La reine d’Angleterre est morte. Étonnant de voir tant de personnes pleurer une souveraine qui n’avait aucun pouvoir politique.
Élizabeth II représentait cependant pour eux une autorité réelle. Elle a assumé sa position avec les heurs et des malheurs inévitables à notre condition humaine. Mais le fait que près de la moitié de la planète ait regardé son enterrement dit quelque chose sur notre besoin de figures qui rassemblent, qui autorisent, c’est-à-dire qui, par leur exemple et par leur stimulation, nous donnent le sentiment de pouvoir grandir tout en nous reliant les uns aux autres dans une communauté signifiante.
Étymologiquement le terme latin autoritas est dérivé du verbe augeo qui signifie accroître ou augmenter. Avoir autorité c’est favoriser la croissance, aider des personnes ou une communauté à vivre pleinement, à trouver leur vraie identité, à entretenir et renforcer un ensemble de valeurs instituantes. Celui qui exerce l’autorité est ainsi un «augmentateur» de la communauté, dit Hannah Arendt.
«On a pu voir un bel exemple d’autorité à l’occasion du deuil de la reine, chez Justin Welby»
L’autorité qui justement est différente du pouvoir discrétionnaire n’est pas libre, elle n’est pas une licence d’imposer. Elle tire sa force de conviction d’au-delà d’elle-même, de Dieu ou de l’origine d’une institution, de ce qui la fonde et en dit la vérité. Elle dit ce qui doit être, mais toujours en fonction de ce qui précède et de ce qui a été. Et ce qui a été se retrouve à la fois dans les récits fondateurs et dans les traditions, ces dernières marquant la manière concrète dont les actes créateurs ont traversé l’histoire en y laissant leurs traces.

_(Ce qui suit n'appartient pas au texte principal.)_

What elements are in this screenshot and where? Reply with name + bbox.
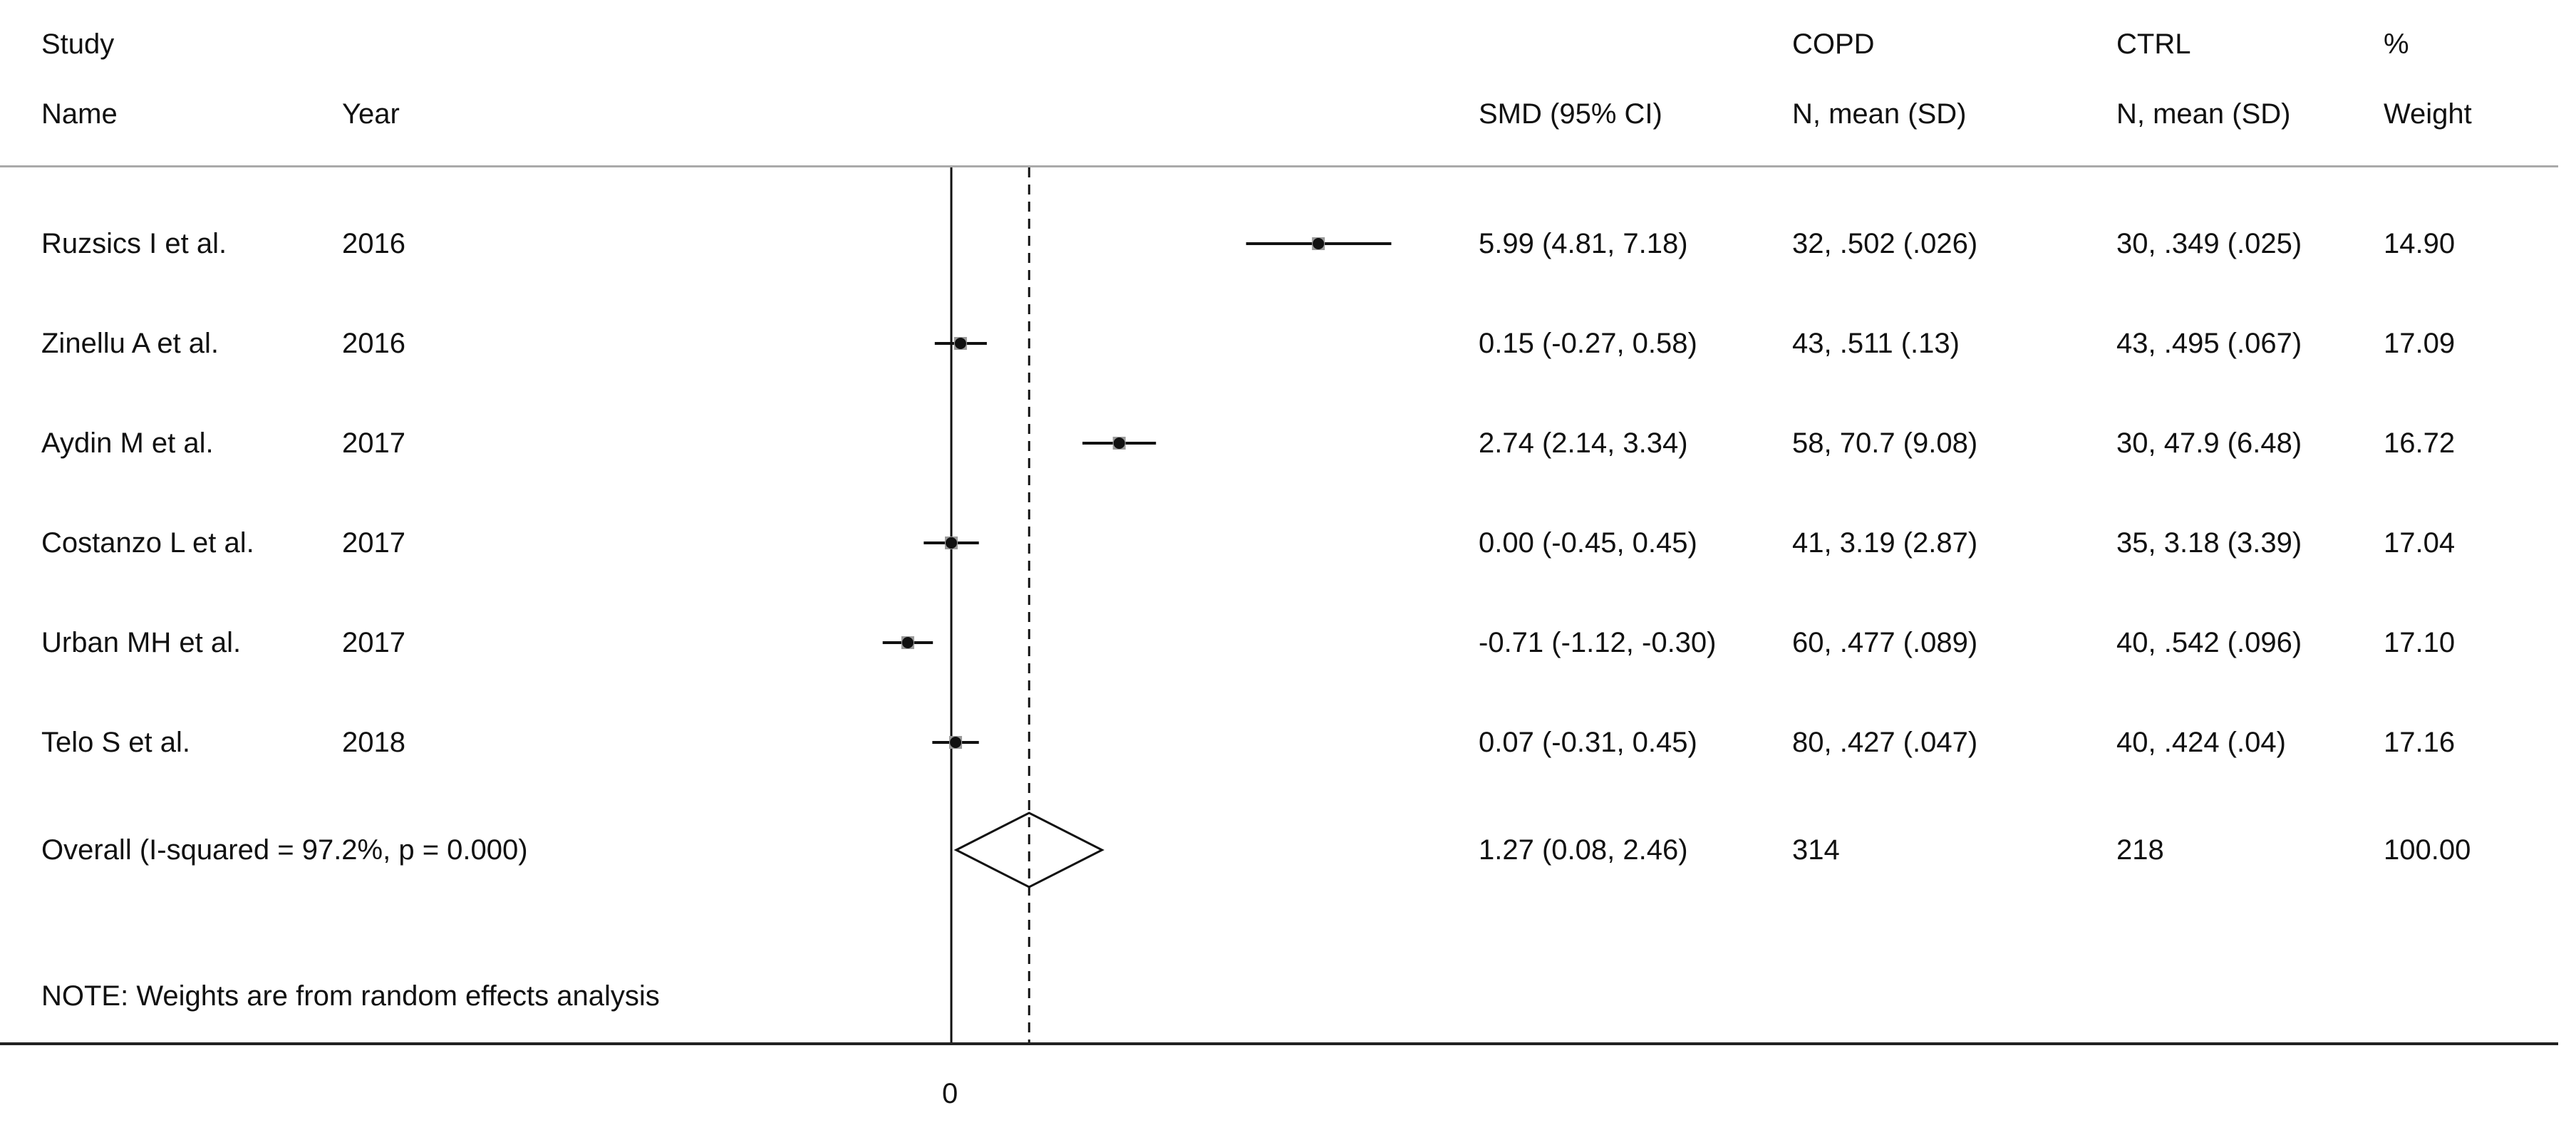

Ceci nous ramène à l’Église et à nos figures d’autorité. On a pu en voir un bel exemple, justement à l’occasion du deuil de la reine, chez Justin Welby, l’archevêque de Cantorbéry qui est la plus haute figure dans l’Église d’Angleterre et dans la Communion anglicane. Ces derniers jours, une photo m’a frappé. On l’y voit en simple costume de clergyman, s’étant joint à un groupe de volontaires offrant écoute et réconfort spirituel à l’immense foule des personnes attendant de pouvoir rendre un dernier hommage à leur souveraine.
«L’autorité dans l’Église n’a de sens et de justification que si elle fait naître et croître le peuple de Dieu»
Sur la photo, il porte le gilet de ce groupe avec le logo Faith Team, il est là tout simplement au milieu de la foule, dans une posture d’écoute face à deux femmes anonymes. Quelle interpellation au niveau d’une réflexion sur l’autorité! Il sait revêtir toute la pompe de sa fonction quand il officie dans la cathédrale de Cantorbéry ou à Westminster, tout le décorum dont seuls les Anglais ont le secret, mais il sait aussi quitter tout cela, ne gardant comme signe distinctif que sa croix pectorale.
Peut-être que son autorité n’a besoin que de cette petite croix parce qu’elle fait référence à ce qui fonde toute autorité et en particulier toute autorité dans l’Église. Si l’autorité est ce qui fait naître et croître, ce qui permet la vie et la croissance, l’autorité dans l’Église n’a de sens et de justification que si elle fait naître et croître le peuple de Dieu comme corps du Christ et chacun de ses membres.
Quelqu’un, dans la page Facebook où cette photo apparaît le remercie de cette posture de simplicité et de disponibilité en l’appelant par la manière usuelle de s'adresser à lui: "Votre Grâce". D'habitude je suis réticent aux titres honorifiques, mais là, je trouve cela approprié. Une belle figure d'autorité gracieuse, c’est-à-dire reçue de Dieu, qui fait grandir parce qu’elle relie au Christ et par là nous relie les uns aux autres, tissant ainsi le tissu de son corps ecclésial.